2x^{2}+9x-18=0

Subtract 18 from both sides.

a+b=9 ab=2\left(-18\right)=-36

To solve the equation, factor the left hand side by grouping. First, left hand side needs to be rewritten as 2x^{2}+ax+bx-18. To find a and b, set up a system to be solved.

-1,36 -2,18 -3,12 -4,9 -6,6

Since ab is negative, a and b have the opposite signs. Since a+b is positive, the positive number has greater absolute value than the negative.
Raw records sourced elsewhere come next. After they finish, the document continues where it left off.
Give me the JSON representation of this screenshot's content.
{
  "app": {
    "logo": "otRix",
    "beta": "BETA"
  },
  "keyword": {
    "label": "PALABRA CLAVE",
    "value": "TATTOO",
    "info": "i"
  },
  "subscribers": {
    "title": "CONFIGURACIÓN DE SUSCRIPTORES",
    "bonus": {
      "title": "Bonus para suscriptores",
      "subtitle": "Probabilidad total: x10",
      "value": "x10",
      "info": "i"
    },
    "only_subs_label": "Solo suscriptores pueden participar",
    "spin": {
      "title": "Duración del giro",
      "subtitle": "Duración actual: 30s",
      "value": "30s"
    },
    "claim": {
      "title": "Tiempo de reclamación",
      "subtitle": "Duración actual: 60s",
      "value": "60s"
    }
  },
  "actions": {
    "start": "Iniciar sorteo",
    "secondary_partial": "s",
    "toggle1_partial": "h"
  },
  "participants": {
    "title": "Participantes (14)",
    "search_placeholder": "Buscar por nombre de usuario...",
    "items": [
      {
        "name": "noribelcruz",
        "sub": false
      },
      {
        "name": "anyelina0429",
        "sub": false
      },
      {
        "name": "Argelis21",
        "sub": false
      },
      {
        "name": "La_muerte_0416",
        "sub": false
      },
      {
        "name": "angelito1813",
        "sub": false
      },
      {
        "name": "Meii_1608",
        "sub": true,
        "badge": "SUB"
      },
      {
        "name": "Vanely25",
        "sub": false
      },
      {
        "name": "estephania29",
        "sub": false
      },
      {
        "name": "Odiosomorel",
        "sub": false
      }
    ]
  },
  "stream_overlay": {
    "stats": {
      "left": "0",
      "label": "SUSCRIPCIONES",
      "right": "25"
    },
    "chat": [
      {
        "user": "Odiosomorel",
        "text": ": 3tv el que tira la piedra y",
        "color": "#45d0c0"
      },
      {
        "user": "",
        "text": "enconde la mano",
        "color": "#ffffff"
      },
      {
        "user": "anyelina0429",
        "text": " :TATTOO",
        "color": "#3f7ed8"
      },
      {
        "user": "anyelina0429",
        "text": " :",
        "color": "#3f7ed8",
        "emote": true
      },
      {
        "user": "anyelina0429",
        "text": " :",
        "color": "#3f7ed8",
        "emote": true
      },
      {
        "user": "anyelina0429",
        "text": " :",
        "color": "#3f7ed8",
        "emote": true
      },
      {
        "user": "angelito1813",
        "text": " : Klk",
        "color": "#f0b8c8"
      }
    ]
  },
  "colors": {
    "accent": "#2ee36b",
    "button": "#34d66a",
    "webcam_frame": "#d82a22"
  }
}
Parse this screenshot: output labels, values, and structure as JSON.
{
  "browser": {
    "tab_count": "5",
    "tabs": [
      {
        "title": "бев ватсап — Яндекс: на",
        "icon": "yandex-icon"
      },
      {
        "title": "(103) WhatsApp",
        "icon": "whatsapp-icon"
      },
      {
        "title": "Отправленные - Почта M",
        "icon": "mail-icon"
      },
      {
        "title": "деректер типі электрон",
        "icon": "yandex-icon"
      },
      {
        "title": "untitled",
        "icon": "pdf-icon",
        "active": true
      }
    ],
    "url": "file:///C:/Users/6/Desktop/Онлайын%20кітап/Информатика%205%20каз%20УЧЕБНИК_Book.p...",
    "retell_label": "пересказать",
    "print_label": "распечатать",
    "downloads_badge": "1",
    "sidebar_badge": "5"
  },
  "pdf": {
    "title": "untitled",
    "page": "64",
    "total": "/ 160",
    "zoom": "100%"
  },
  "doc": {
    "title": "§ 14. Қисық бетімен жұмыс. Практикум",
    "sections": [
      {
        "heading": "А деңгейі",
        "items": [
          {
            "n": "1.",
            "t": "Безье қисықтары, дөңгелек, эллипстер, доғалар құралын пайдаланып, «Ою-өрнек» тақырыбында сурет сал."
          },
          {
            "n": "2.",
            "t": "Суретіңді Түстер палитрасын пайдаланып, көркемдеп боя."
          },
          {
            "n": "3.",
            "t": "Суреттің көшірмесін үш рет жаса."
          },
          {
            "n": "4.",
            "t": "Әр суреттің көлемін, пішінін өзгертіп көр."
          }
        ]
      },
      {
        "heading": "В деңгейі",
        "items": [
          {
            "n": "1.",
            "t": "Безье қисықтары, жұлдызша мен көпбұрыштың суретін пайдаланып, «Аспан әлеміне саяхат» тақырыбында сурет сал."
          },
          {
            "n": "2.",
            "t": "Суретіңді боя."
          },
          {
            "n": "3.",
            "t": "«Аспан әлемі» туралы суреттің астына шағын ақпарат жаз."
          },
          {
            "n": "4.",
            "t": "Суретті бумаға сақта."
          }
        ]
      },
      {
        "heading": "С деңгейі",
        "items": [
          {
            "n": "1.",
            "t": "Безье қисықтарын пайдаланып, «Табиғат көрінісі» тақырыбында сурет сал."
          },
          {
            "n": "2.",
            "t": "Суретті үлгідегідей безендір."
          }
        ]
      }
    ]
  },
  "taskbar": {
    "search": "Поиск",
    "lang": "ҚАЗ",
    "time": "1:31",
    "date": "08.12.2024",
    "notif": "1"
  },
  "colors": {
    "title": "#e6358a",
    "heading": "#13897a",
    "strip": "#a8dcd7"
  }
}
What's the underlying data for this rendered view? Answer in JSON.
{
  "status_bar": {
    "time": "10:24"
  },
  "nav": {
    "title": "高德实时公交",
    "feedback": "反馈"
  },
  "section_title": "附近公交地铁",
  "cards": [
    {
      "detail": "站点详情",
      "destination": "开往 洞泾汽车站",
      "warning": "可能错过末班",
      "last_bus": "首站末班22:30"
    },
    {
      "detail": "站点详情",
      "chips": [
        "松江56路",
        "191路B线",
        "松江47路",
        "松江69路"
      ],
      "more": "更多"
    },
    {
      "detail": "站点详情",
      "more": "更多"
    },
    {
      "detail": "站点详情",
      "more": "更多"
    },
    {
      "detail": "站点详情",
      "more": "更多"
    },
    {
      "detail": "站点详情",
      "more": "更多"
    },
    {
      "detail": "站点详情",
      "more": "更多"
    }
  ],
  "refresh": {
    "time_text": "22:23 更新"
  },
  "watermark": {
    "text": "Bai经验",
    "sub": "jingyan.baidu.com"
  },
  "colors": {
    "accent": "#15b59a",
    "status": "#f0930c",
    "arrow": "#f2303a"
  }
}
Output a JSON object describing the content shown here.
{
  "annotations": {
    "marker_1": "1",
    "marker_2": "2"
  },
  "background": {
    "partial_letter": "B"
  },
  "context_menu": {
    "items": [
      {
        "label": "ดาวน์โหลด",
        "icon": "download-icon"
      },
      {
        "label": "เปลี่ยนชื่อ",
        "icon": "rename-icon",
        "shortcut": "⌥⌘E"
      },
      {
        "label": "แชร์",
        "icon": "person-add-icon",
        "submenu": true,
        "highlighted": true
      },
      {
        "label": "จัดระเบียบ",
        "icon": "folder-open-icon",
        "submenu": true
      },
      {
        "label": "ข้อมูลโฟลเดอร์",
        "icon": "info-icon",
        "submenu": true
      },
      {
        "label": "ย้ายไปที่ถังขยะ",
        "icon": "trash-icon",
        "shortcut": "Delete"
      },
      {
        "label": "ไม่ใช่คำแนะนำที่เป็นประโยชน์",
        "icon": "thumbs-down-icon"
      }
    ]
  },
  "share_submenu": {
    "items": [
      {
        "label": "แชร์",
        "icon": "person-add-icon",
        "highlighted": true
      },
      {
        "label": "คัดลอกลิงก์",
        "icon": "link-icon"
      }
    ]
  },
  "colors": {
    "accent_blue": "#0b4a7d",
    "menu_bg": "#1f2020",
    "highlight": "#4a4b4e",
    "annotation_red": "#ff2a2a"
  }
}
List all such integer pairs that give product -36.

-1+36=35 -2+18=16 -3+12=9 -4+9=5 -6+6=0

Calculate the sum for each pair.

a=-3 b=12

The solution is the pair that gives sum 9.

\left(2x^{2}-3x\right)+\left(12x-18\right)

Rewrite 2x^{2}+9x-18 as \left(2x^{2}-3x\right)+\left(12x-18\right).

x\left(2x-3\right)+6\left(2x-3\right)

Factor out x in the first and 6 in the second group.

\left(2x-3\right)\left(x+6\right)

Factor out common term 2x-3 by using distributive property.

x=\frac{3}{2} x=-6

To find equation solutions, solve 2x-3=0 and x+6=0.

2x^{2}+9x=18

All equations of the form ax^{2}+bx+c=0 can be solved using the quadratic formula: \frac{-b±\sqrt{b^{2}-4ac}}{2a}. The quadratic formula gives two solutions, one when ± is addition and one when it is subtraction.

2x^{2}+9x-18=18-18

Subtract 18 from both sides of the equation.

2x^{2}+9x-18=0

Subtracting 18 from itself leaves 0.

x=\frac{-9±\sqrt{9^{2}-4\times 2\left(-18\right)}}{2\times 2}

This equation is in standard form: ax^{2}+bx+c=0. Substitute 2 for a, 9 for b, and -18 for c in the quadratic formula, \frac{-b±\sqrt{b^{2}-4ac}}{2a}.

x=\frac{-9±\sqrt{81-4\times 2\left(-18\right)}}{2\times 2}

Square 9.

x=\frac{-9±\sqrt{81-8\left(-18\right)}}{2\times 2}

Multiply -4 times 2.

x=\frac{-9±\sqrt{81+144}}{2\times 2}

Multiply -8 times -18.

x=\frac{-9±\sqrt{225}}{2\times 2}

Add 81 to 144.

x=\frac{-9±15}{2\times 2}

Take the square root of 225.

x=\frac{-9±15}{4}

Multiply 2 times 2.

x=\frac{6}{4}

Now solve the equation x=\frac{-9±15}{4} when ± is plus. Add -9 to 15.

x=\frac{3}{2}

Reduce the fraction \frac{6}{4} to lowest terms by extracting and canceling out 2.

x=-\frac{24}{4}

Now solve the equation x=\frac{-9±15}{4} when ± is minus. Subtract 15 from -9.

x=-6

Divide -24 by 4.

x=\frac{3}{2} x=-6

The equation is now solved.

2x^{2}+9x=18

Quadratic equations such as this one can be solved by completing the square. In order to complete the square, the equation must first be in the form x^{2}+bx=c.

\frac{2x^{2}+9x}{2}=\frac{18}{2}

Divide both sides by 2.

x^{2}+\frac{9}{2}x=\frac{18}{2}

Dividing by 2 undoes the multiplication by 2.

x^{2}+\frac{9}{2}x=9

Divide 18 by 2.

x^{2}+\frac{9}{2}x+\left(\frac{9}{4}\right)^{2}=9+\left(\frac{9}{4}\right)^{2}

Divide \frac{9}{2}, the coefficient of the x term, by 2 to get \frac{9}{4}. Then add the square of \frac{9}{4} to both sides of the equation. This step makes the left hand side of the equation a perfect square.

x^{2}+\frac{9}{2}x+\frac{81}{16}=9+\frac{81}{16}

Square \frac{9}{4} by squaring both the numerator and the denominator of the fraction.

x^{2}+\frac{9}{2}x+\frac{81}{16}=\frac{225}{16}

Add 9 to \frac{81}{16}.

\left(x+\frac{9}{4}\right)^{2}=\frac{225}{16}

Factor x^{2}+\frac{9}{2}x+\frac{81}{16}. In general, when x^{2}+bx+c is a perfect square, it can always be factored as \left(x+\frac{b}{2}\right)^{2}.

\sqrt{\left(x+\frac{9}{4}\right)^{2}}=\sqrt{\frac{225}{16}}

Take the square root of both sides of the equation.

x+\frac{9}{4}=\frac{15}{4} x+\frac{9}{4}=-\frac{15}{4}

Simplify.

x=\frac{3}{2} x=-6

Subtract \frac{9}{4} from both sides of the equation.